I am trying to find a reusable algorithm for dividing any integer quantity into an integer number of parts, but providing a label for only some of those parts.

For example, numbers on a clock. I have the following, numeral gives the typical numbers on a clock.

I want numeral2 to also start with maxNumeral, but with what I have so far, it is always 0. I’m having trouble working out how to do this, so I was hoping someone might be able to help.

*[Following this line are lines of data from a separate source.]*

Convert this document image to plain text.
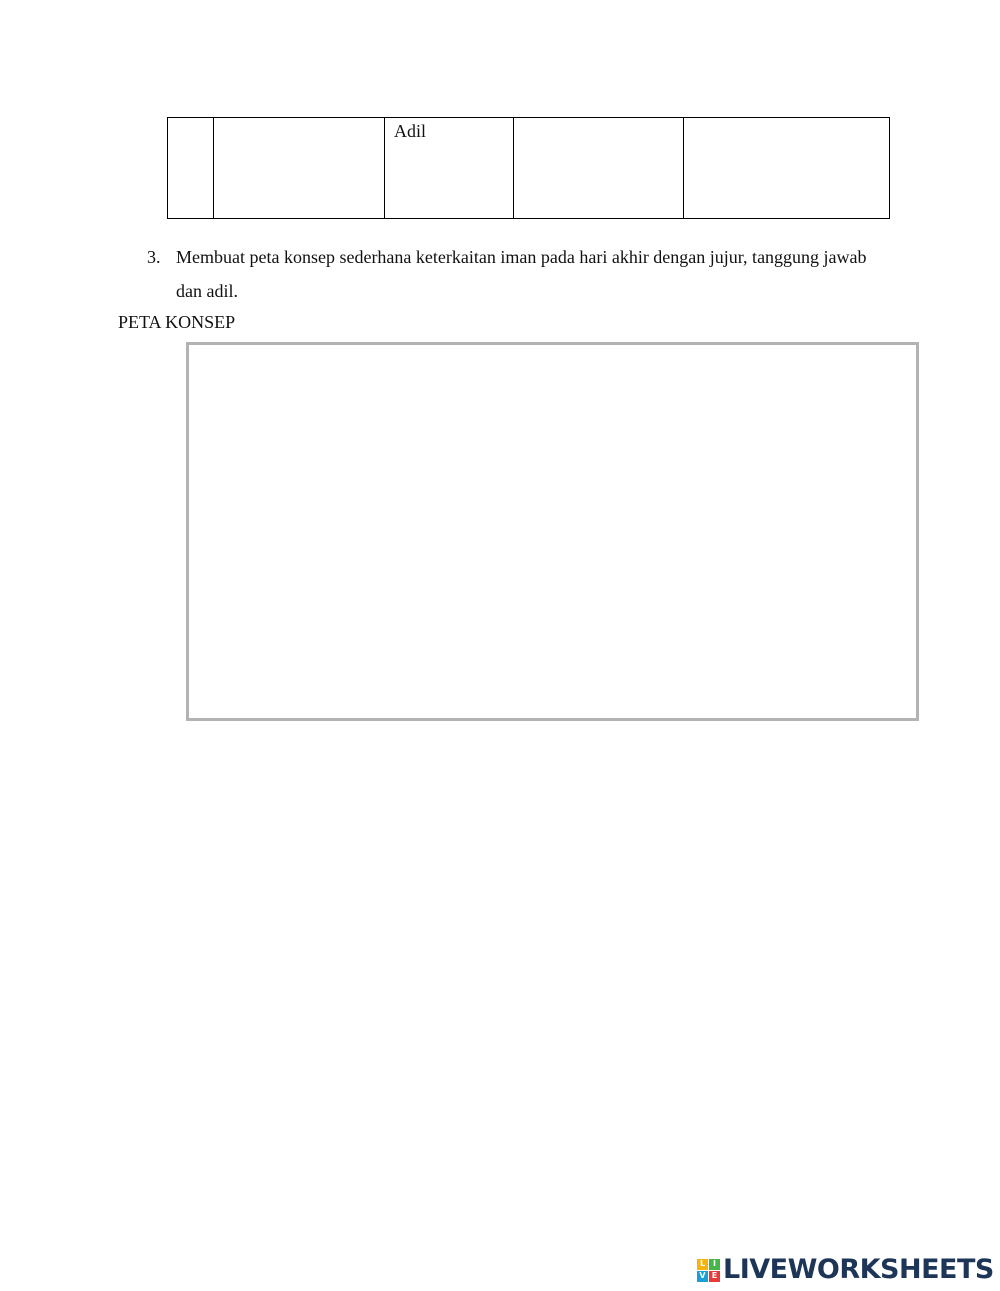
Adil

3. Membuat peta konsep sederhana keterkaitan iman pada hari akhir dengan jujur, tanggung jawab dan adil.
PETA KONSEP
L I
V E LIVEWORKSHEETS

I’d prefer if it was just a single formula that would work for all cases and not split into two assignments like this.

Thanks for any advice

int maxNumeral = 12; // the highest numeral on the dial
int divisions = 4; // number of parts to divide the dial into
int numeral = maxNumeral; // starting numeral

for (int i = 0; i < maxNumeral; i++) {
   numeral = ((numeral + (maxNumeral - 1)) % maxNumeral) + 1;
   //println(numeral); // 12, 1, 2, 3 ... 11
   
   int numeral2 = ((numeral * maxNumeral) / divisions) % maxNumeral;
   println(numeral2); // 0, 3, 6, 9
   
   numeral++;
}

Hi,

I don’t really understand what you want to achieve, but it looks too complicated. How about this :

int divisions = 4;
int maxNumeral = 12;
int numeral = maxNumeral;
int numeral2 = maxNumeral;

for(int i = 0; i < maxNumeral; i++) {
  println("numeral1 : " + numeral);
  numeral = (numeral + 1) % maxNumeral;
}

println("\n");

for(int i = 0; i < divisions; i++) {
  println("numeral2 : " + numeral2);
  numeral2 = (numeral2 + (maxNumeral / divisions)) % maxNumeral;
}

Output :

numeral1 : 12
numeral1 : 1
numeral1 : 2
numeral1 : 3
numeral1 : 4
numeral1 : 5
numeral1 : 6
numeral1 : 7
numeral1 : 8
numeral1 : 9
numeral1 : 10
numeral1 : 11


numeral2 : 12
numeral2 : 3
numeral2 : 6
numeral2 : 9

Do you mean circle in a graphical sense?

Then also look website | tutorials | trigonometry please

Chrisir

Hello,

This came to mind:

//https://discourse.processing.org/t/algorithm-for-dividing-a-circle-providing-labels-for-only-some-of-the-divisions/25138

int maxNumeral = 12;      // the highest numeral on the dial
int divisions = 12;        // number of parts to divide the dial into
int numeral = maxNumeral; // starting numeral

for (int i = 0; i < maxNumeral; i+= maxNumeral/divisions) 
  {
  if (i == 0)
    println(maxNumeral);
  else
    println(i);
  }

No… just the number generation part